This is a two-pass Claude Code assessment regarding the value of the default lenses under the v1 search API. A custom MCP tool exposing the lens_id parameter and a list of default lenses was used for the assessment. The second pass was an adversarial review to challenge the findings and methodologies of the first agent.
The original discussion started on the kagi-api Discord channel, and Margret asked me to repost it here with added detail. Considering the volume of feedback I've done my best to break it down for online readability.
First agent
Headline: only 3 of the 8 enumerated lenses earn their slot
| Verdict | Lenses |
| Valuable (hard to replicate with query operators) | academic, pdfs, kagi documentation |
Replicable with site: union (lens adds no value) | forums |
| Harmful (surfaces tag pages instead of question pages on specific queries) | programming |
| Low utility / misnamed | news 360 (no-op on fresh news), fediverse forums (returns Reddit + HN, not fediverse), usenet/archive (returns modern blogs, not archives) |
The programming finding is the most striking: it actively degraded a query that asked a specific technical question, surfacing StackOverflow tag-listing pages instead of question pages. Recommending it as an LLM-facing slug is a foot-gun.
The two misnamed lenses (fediverse forums, usenet/archive) don't deliver what their names imply — naming them as "always-available" invites the LLM to reach for the wrong tool.
Agent's recommendation
Trim the enumerated catalog in the Field description to three slugs: academic, pdfs, kagi documentation. Keep shareable IDs and full URLs as accepted forms (that's the durable value — user-curated stored profiles can't be replicated with operators). Keep the generic-behavior caveats (case sensitivity, silent fallback, workflow caveat, intersection/override precedence) since those apply to any slug value.
The agent estimates this removes 80 words from the Field description, eliminates two foot-guns, and concentrates the documentation budget on the lenses that earn it.
Second agent (adversarial of initial findings)

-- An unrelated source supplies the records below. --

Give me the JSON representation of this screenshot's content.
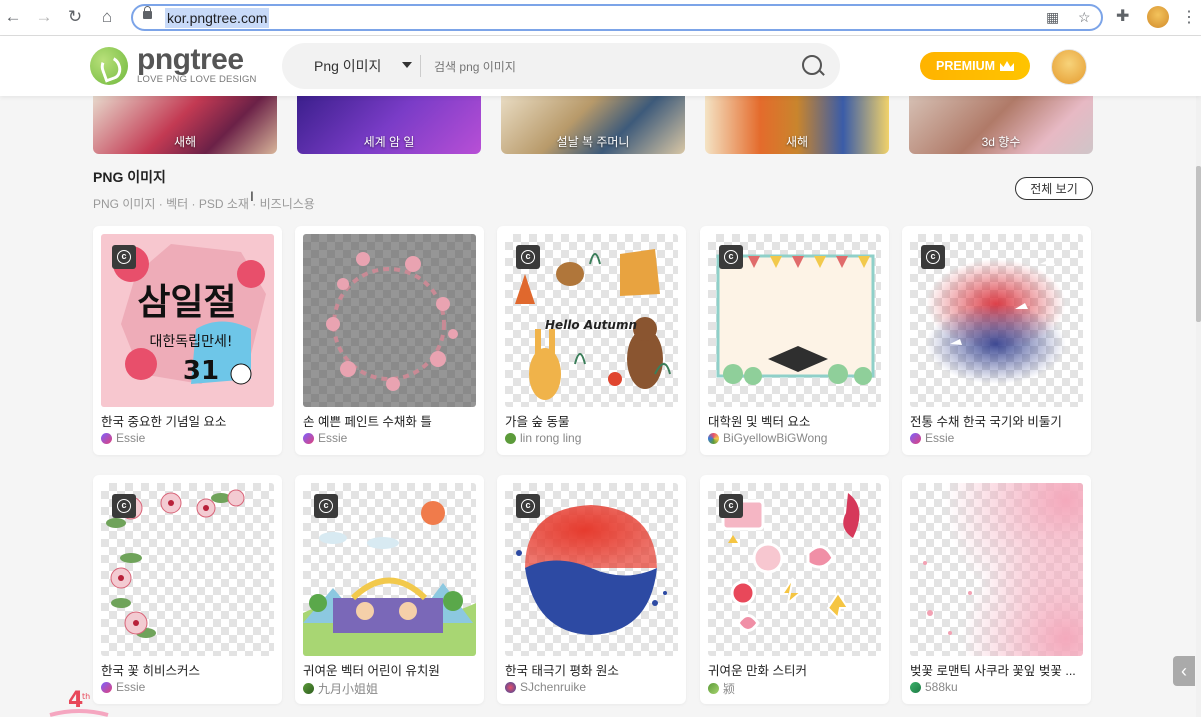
{
  "browser": {
    "url": "kor.pngtree.com"
  },
  "header": {
    "logo_word": "pngtree",
    "logo_tagline": "LOVE PNG LOVE DESIGN",
    "search_type": "Png 이미지",
    "search_placeholder": "검색 png 이미지",
    "premium_label": "PREMIUM"
  },
  "banners": [
    {
      "label": "새해"
    },
    {
      "label": "세계 암 일"
    },
    {
      "label": "설날 복 주머니"
    },
    {
      "label": "새해"
    },
    {
      "label": "3d 향수"
    }
  ],
  "section": {
    "title": "PNG 이미지",
    "subtitle": "PNG 이미지 · 벡터 · PSD 소재 · 비즈니스용",
    "view_all": "전체 보기"
  },
  "cards": [
    {
      "title": "한국 중요한 기념일 요소",
      "author": "Essie"
    },
    {
      "title": "손 예쁜 페인트 수채화 틀",
      "author": "Essie"
    },
    {
      "title": "가을 숲 동물",
      "author": "lin rong ling"
    },
    {
      "title": "대학원 및 벡터 요소",
      "author": "BiGyellowBiGWong"
    },
    {
      "title": "전통 수채 한국 국기와 비둘기",
      "author": "Essie"
    },
    {
      "title": "한국 꽃 히비스커스",
      "author": "Essie"
    },
    {
      "title": "귀여운 벡터 어린이 유치원",
      "author": "九月小姐姐"
    },
    {
      "title": "한국 태극기 평화 원소",
      "author": "SJchenruike"
    },
    {
      "title": "귀여운 만화 스티커",
      "author": "颍"
    },
    {
      "title": "벚꽃 로맨틱 사쿠라 꽃잎 벚꽃 ...",
      "author": "588ku"
    }
  ],
  "card_art_texts": {
    "c0_line1": "삼일절",
    "c0_line2": "대한독립만세!",
    "c0_line3": "31",
    "c2_text": "Hello Autumn"
  }
}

The adversarial round substantially shifted the picture. Three of the eight verdicts overturned.
Revised verdict table
| Lens | First agent | Adversarial review | Reason for overturn |
forums | drop | keep | Lens reaches Discourse instances, Facebook Groups, vendor forums (Swift Forums, discourse.nixos.org) that an LLM-written 3-domain site: union doesn't reach |
programming | drop | confirm drop | Narrow-utility band rather than "harmful across the board" — works for general/beginner queries, degrades on expert-niche queries; hard for the LLM to predict which |
news 360 | drop | keep | First agent's GPT-5 query was already news-saturated at baseline, masking the lens. On cold-news queries (Tigray humanitarian, Argentina labor reform) the lens shifts to actual news outlets (Al Jazeera, Reuters, argentinareports.com) |
fediverse forums | drop | confirm drop | Activates only on fediverse-native vocabulary queries (!community@instance syntax), not paraphrased queries — brittle in a way agents can't predict |
usenet/archive | drop | confirm drop | Doesn't reach groups.google.com or archive.org Usenet collections even on Usenet-native topic queries |
academic | keep | confirm keep | The 3-domain operator union returns preprints; the lens reaches peer-reviewed venues an LLM wouldn't enumerate |
pdfs | keep | drop | filetype:pdf actually outperforms the lens — the lens is a soft prior with site biases, not a strict PDF filter (returned GitHub markdown when asked for PDFs) |
kagi documentation | keep | confirm keep | Stable across multiple Kagi-self-referential queries (search, Orion, Assistant) |
Net change: first agent had 3 keeps / 5 drops; adversarial review has 4 keeps / 4 drops, with forums and news 360 moving keep, pdfs moving drop.
The methodological signal is the bigger finding
The reviewer's note that the value-assessment loop has not converged is the more important takeaway. Two rigorous rounds moved 3 of 8 verdicts. That tells us something about the parameter itself, not just our process:
- Lens value is query-shape-dependent. Whether a lens helps depends on whether the baseline is already saturated with the lens's target class. The LLM caller would have to reason about query shape to decide whether to engage the lens — which adds to the cost of using it.
- The enumerated catalog needs more than one query per lens to assess fairly. Single-query verdicts demonstrably mislead. The reviewer recommends 2 queries per lens with deliberate phenotype variance (general vs niche, saturated vs cold baseline).
- Doc-trimming pressure biases toward "drop it." The reviewer specifically flagged that running the value assessment in the same pass as drafting docs is methodologically unsound — drafting pressure creates a bias toward exclusion. The first agent's
forums and news 360 verdicts both swung that way.